Because familial relationships are not transactional in the same way that business relationships are?


Business relationships are also relationships. The first people a small company hires are the people they're friends with or friendly with. The people who invest in you are more likely to be your social acquaintances or friends. You won't even get a meeting with an investor in many cases unless you have a common connection. Partnerships are formed all the time between people who also are on the same soccer team, etc. People in business also have people they like and that they don't like and that they're friends with outside of work. I have coworkers, but I also go to their BBQs and their birthday parties - they're still human beings. When people are entrusting each other with the fates of their companies, their employees, and their own personal wealth, they need a high degree of trust.

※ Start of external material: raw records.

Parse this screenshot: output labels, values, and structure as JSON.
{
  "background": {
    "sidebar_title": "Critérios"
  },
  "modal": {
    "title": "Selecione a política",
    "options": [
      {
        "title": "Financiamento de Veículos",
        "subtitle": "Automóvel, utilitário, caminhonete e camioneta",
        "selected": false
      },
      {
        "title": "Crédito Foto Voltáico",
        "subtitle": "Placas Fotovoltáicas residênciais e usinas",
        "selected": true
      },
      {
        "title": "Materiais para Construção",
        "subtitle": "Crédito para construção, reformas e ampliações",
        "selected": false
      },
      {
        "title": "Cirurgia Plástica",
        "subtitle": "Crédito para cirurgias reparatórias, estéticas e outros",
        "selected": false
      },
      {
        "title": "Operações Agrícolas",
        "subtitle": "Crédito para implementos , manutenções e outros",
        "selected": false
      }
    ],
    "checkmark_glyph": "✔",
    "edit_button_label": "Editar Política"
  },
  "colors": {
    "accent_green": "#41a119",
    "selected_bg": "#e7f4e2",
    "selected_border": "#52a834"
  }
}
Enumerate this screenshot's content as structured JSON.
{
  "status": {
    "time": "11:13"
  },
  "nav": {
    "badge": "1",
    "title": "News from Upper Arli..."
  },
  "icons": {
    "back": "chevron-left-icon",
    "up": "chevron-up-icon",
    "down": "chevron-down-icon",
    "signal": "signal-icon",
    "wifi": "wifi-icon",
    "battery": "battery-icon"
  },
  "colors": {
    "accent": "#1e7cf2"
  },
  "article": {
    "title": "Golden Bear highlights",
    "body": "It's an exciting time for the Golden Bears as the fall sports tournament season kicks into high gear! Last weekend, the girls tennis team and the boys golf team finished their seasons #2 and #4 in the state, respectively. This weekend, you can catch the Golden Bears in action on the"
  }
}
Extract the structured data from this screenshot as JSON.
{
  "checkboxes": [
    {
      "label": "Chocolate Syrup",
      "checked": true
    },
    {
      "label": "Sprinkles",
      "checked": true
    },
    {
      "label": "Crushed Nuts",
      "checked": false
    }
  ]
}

You sound like someone who has never actually had to work in a multinational company before or with remote team members. Anyone who has can tell you that things are much easier when co-workers know each other personally and become friendly with each other than when they're just strangers to you on the other end of the email. It changes how you respond to them.How likely you are to misunderstand them. How likely you are to respond with kindness or terseness. And it changes how you feel about your job in general. When you go into work and you like the people you work with and you consider yourself their friend, you're far more likely to like your job overall and stay there. If you treat your entire work life as a "transaction" then you're far less likely to be happy with your work life.